The Competition and Markets Authority has said heat networks must be regulated following a seven month study into whether customers are getting the right level of protection.
Its analysis concluded that those supplied under many privately-run heat networks installed in blocks of flats or housing developments are getting poorer deals than those on standard gas and electricity tariffs, both in terms of price and service.
Currently, there is no regulator for this kind of supply, and the CMA is recommending that Ofgem is given the role - a move that would require new primary legislation to be introduced by the Government.
Back in May, the the CMA announced a similar view in its provisional findings from the study into heat networks - today's announcements confirms its final recommendations.
Currently, there are 450,000 homes supplied by 14,000 individual heat networks. These networks work by providing heat and hot water to individual homes from a central boiler through insulated pipes - rather than each home having its own boiler as is the case for those on a standard gas and electricity supply.
If you're on a heat network, you can't change your gas provider to cut costs, though you can still switch your electricity – see our Cheap Energy Club to do a comparison and see if you can save.
What were the CMA's findings?
The CMA undertook detailed analysis of heat networks and found that while many customers are receiving an efficient supply of heat and hot water at a similar price to those on a standard gas and electricity supply, with comparable service standards, some customers - mainly those on privately-run schemes - are experiencing much poorer outcomes.
On prices, it found that some networks offer poor value for money for heat and hot water, with unit prices and average bills varying massively between schemes. According to the CMA, higher prices were largely found at privately-operated schemes.
However, as prices vary considerably between schemes, it's tricky to get an accurate average for how much heat network customers pay, making it difficult to compare properly with standard gas and electricity prices.
On service, the CMA says the main concern is customer access to information about their heating, the frequency and content of bills, and consumer redress. The authority also found there's issues with accountability when problems do arise.
What does the CMA's recommend?
The CMA concluded that heat networks should be regulated by a public-sector body with powers to set future regulation, monitor compliance and enforce action against network operators that don't comply with any regulation.
Once established, the CMA recommends that the regulator should:
- Introduce consumer protection for all heat network customers so they get the same level of protection as customers on a standard gas and electricity supply.
- Tackle low levels of transparency so customers know they're being supplied under a heat network before moving in, and make sure there are clear agreements or contracts between customers and network operators.

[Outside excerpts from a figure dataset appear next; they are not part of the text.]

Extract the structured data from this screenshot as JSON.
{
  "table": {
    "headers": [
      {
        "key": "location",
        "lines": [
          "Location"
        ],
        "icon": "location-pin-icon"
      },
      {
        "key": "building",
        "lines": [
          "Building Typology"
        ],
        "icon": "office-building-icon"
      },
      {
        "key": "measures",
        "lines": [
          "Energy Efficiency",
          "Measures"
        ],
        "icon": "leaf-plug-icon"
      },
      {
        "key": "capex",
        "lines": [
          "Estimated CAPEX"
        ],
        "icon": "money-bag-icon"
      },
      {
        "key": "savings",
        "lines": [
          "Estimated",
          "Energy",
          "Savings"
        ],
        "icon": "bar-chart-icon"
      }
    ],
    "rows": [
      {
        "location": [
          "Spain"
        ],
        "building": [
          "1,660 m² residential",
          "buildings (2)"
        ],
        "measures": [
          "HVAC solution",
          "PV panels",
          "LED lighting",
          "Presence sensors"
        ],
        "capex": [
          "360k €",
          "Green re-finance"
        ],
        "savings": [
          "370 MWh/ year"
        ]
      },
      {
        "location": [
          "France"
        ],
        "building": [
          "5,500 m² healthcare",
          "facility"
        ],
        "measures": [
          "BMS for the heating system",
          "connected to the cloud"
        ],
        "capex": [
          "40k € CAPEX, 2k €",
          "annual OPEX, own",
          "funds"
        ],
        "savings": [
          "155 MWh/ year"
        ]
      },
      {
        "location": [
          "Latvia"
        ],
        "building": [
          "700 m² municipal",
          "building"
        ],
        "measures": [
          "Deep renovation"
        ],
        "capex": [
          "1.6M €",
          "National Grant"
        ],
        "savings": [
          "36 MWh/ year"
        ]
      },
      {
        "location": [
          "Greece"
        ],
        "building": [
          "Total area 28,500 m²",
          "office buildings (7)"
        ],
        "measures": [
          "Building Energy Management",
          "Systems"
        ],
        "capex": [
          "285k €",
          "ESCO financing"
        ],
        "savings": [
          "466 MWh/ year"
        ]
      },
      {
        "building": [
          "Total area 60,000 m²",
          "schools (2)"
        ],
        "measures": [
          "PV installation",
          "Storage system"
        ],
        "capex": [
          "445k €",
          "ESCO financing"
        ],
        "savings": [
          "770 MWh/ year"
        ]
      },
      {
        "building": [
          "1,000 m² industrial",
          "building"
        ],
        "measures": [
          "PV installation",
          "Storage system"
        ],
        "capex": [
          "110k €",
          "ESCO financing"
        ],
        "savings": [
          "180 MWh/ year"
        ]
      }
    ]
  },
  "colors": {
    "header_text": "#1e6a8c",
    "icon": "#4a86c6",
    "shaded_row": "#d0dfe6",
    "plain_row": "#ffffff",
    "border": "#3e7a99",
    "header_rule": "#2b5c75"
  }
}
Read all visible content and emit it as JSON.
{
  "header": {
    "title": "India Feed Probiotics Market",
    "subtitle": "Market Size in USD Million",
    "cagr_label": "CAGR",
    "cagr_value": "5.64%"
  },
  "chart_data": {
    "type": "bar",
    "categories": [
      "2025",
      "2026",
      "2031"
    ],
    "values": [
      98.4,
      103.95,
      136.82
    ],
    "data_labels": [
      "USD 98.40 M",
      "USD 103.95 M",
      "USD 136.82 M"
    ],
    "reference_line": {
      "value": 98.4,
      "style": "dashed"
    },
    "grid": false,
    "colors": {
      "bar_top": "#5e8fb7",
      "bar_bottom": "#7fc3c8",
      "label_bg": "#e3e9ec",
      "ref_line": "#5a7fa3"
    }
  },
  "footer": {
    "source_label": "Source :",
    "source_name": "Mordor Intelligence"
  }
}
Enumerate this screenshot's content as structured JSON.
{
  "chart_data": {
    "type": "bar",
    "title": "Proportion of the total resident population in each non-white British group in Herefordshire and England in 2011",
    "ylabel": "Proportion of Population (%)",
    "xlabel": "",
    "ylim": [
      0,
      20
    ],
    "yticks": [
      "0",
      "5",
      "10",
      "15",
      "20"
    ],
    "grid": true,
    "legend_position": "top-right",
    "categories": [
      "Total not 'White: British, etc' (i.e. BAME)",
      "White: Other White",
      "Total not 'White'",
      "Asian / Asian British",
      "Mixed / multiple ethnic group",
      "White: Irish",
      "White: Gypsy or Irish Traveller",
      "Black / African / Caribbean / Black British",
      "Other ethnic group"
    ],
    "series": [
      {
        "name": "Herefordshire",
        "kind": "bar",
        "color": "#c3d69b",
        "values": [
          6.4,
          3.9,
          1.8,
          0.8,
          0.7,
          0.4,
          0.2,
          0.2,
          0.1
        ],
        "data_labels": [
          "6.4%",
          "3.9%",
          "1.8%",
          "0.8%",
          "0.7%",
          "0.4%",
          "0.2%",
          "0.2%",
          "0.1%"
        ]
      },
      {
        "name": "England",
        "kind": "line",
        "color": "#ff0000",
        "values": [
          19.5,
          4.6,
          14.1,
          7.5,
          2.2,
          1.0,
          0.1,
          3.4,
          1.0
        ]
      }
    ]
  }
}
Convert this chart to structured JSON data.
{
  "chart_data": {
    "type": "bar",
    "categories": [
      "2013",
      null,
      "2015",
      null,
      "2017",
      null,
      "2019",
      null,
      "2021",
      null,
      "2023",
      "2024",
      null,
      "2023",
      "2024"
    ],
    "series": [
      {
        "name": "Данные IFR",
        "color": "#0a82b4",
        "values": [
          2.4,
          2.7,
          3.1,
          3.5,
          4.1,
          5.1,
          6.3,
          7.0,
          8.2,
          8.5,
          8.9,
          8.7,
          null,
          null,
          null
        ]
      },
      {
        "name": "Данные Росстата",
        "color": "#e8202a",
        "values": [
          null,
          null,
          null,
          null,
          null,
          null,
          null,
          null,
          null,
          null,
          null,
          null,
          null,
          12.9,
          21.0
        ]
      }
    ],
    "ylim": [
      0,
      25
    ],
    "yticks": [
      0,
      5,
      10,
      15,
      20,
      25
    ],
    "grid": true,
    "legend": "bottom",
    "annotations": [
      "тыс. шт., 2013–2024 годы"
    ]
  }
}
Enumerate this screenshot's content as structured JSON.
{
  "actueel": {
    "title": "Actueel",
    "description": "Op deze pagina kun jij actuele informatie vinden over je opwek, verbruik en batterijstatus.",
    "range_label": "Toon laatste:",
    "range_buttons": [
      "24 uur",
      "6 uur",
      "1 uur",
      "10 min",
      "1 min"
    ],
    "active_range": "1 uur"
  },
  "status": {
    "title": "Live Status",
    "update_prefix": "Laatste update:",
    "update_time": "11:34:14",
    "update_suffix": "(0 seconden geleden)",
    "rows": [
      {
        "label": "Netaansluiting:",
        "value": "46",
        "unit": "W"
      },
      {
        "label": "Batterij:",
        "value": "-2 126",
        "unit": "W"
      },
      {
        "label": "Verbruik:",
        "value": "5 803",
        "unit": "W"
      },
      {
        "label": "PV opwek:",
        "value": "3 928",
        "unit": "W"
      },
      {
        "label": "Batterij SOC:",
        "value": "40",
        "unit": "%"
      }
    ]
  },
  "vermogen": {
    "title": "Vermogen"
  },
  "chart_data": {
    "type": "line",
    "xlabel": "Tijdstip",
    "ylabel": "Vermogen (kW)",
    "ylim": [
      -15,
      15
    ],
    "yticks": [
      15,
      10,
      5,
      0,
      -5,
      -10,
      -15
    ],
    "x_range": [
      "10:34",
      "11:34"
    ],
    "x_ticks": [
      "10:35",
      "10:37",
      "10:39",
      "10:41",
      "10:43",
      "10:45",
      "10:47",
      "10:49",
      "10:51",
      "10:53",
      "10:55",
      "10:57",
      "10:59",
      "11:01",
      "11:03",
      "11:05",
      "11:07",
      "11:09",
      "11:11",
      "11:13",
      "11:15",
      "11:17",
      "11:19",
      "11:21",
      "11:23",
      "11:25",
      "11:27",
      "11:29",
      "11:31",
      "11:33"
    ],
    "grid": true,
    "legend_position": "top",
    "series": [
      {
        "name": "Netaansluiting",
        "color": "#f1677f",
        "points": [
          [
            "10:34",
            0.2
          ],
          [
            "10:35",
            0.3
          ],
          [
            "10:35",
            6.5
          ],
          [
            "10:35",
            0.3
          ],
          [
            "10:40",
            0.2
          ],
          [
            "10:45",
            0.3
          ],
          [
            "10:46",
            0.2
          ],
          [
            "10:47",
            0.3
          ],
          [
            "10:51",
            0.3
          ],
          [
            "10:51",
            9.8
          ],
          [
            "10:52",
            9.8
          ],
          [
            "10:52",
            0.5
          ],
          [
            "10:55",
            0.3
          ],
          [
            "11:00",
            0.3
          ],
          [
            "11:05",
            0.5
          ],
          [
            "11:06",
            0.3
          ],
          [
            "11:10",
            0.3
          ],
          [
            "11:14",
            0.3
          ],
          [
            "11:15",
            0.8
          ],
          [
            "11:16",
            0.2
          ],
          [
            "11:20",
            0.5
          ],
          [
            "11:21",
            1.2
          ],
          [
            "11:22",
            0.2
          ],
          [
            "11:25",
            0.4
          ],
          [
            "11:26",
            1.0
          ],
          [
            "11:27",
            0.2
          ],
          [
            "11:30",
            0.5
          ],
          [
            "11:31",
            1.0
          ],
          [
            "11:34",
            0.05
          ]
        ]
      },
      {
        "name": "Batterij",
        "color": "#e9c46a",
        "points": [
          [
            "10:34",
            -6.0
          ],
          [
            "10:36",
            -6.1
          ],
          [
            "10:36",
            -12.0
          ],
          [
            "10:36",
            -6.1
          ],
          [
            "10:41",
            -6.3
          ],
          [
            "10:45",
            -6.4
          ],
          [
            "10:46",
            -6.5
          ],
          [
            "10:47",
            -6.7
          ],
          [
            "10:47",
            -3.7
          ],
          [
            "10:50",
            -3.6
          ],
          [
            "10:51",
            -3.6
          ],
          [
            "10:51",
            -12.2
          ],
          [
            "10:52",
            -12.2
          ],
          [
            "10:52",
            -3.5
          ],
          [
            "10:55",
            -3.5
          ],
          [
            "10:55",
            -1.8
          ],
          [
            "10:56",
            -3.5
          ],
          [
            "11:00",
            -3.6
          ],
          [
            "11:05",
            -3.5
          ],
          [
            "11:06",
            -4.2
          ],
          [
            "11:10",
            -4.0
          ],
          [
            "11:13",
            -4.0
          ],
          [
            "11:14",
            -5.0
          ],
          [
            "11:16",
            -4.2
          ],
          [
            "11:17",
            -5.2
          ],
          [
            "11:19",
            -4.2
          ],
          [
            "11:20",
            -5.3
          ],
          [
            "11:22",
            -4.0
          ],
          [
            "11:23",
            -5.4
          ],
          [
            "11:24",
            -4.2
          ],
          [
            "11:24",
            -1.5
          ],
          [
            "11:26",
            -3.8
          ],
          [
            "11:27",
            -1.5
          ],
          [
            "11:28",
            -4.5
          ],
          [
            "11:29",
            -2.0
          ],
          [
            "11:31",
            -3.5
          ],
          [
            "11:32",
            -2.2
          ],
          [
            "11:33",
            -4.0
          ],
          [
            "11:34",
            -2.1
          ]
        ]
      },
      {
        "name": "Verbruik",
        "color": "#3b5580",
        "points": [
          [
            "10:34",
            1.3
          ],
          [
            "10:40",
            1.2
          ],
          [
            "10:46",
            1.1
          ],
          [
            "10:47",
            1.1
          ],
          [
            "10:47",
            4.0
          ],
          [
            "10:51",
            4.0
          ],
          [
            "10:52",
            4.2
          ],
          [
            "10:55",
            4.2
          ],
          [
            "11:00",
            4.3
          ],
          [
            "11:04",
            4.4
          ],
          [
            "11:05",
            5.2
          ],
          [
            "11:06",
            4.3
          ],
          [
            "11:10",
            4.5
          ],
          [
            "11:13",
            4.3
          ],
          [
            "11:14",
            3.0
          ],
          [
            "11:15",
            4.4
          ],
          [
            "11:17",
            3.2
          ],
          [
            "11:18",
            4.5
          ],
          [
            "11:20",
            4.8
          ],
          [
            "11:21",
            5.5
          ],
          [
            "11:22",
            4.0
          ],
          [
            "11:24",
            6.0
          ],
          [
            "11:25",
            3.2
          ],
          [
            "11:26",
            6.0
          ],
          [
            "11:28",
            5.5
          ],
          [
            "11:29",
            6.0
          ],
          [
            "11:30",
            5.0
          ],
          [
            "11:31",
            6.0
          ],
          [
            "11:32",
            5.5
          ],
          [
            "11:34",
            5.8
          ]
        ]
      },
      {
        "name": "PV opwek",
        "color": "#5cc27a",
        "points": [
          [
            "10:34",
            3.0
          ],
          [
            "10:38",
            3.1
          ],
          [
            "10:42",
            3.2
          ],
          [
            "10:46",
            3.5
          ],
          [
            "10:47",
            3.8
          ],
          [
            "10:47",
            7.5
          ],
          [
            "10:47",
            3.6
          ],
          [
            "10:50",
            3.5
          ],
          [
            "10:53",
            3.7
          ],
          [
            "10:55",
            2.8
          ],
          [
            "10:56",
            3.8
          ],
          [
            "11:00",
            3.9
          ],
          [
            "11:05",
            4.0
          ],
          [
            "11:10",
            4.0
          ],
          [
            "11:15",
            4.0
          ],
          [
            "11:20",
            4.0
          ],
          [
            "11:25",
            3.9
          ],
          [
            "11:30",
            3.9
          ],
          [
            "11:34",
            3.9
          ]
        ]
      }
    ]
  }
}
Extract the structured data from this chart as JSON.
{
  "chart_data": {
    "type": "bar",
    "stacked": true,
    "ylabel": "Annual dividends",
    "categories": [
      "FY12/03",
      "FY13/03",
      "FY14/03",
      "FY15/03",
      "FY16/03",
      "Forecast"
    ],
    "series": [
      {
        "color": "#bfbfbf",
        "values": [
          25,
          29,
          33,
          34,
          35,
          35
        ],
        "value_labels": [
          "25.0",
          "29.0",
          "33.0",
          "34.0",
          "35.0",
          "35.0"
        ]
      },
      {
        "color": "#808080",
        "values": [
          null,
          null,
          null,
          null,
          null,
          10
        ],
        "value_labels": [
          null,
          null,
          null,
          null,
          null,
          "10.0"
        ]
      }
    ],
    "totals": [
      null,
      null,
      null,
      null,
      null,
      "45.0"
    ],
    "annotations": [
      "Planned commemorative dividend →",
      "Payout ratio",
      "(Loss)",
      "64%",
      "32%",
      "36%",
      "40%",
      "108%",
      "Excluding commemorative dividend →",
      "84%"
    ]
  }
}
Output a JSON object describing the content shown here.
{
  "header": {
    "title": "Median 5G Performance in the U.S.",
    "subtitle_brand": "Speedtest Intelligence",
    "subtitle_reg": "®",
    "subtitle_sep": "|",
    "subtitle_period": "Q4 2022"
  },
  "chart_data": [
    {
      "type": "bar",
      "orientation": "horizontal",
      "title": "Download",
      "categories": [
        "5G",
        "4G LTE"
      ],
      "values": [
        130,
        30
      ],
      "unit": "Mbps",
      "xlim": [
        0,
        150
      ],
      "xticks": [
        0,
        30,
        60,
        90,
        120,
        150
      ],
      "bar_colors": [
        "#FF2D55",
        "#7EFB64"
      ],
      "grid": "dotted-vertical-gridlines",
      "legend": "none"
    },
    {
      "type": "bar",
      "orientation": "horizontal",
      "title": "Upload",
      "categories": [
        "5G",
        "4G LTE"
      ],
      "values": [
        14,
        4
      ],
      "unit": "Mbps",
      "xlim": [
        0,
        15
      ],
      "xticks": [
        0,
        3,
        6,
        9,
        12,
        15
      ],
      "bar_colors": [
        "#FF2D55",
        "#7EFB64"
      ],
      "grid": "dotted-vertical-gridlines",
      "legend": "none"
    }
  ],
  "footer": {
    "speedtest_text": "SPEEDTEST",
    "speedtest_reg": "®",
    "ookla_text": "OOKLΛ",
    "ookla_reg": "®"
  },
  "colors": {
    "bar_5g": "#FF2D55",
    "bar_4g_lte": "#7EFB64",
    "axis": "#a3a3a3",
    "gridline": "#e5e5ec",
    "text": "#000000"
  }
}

- Make sure customers are aware what they're are paying - according to the CMA this is often unclear.
- Protect customers from poorly designed, built and operated networks by stopping developers using the cheapest options that meet planning regulations, but which end up costing customers more in the long run due to higher operation and maintenance costs.
The CMA also recommends that that the Department for Business, Energy & Industrial Strategy and Scottish Government should introduce a statutory framework that underpins regulation of all heat networks. This should:
- Be designed to ensure all heat network customers are protected. At a minimum, this protection should be the same as standard gas and electricity customers.
- Include price, quality of service, transparency and minimum technical standards.
- Give formal powers to a sector regulator to introduce regulation in these areas, and to monitor and enforce compliance.
The authority notes in its report that Ofgem - which regulates the standard gas and electricity market - would be well placed to take the role of regulator for heat networks.
I'm supplied by a heat network, how can I complain?
While the CMA has recommended regulation for the those on heat networks, this will take time to come in. In the meantime, the authority has published information on what to do if you have an issue.
It says that if you’re unhappy with the service or cost, first contact your supplier directly. It should provide you with a full breakdown of costs and how your bills are calculated, and there should be a clear complaints handling process (ask your freeholder or managing agent for your supplier details if you don’t have them).
The CMA also recommend you talk to your neighbours to see if they're facing similar problems - as collectively you will have more bargaining power with your supplier and you may be able to go through a Residents or Tenants Association.
You can also contact the Heat Trust - a voluntary scheme which promises certain consumer protection (though only a few providers are actually signed up to it) - for more information.
What does the CMA say?
CMA Chief Executive Andrea Coscelli, said: "With 14,000 heat networks supplying 450,000 people with heating across the UK, they can be an efficient and environmentally-friendly way for people to heat their homes.
"But there are problems with how some operate, especially for those in private housing. People must benefit from the same level of protection as those using gas or electricity, and not be penalised either by paying too much or receiving a poor-quality service.
"There is currently no regulator for this part of the energy sector – we think that is one of the key problems to be addressed and we recommend Ofgem is given this role."
Dermot Nolan, chief executive of Ofgem, said: "Our principal aim is to protect the interests of current and future energy consumers. We … agree that heat network customers should get the same level of protection as customers in the gas and electricity sectors."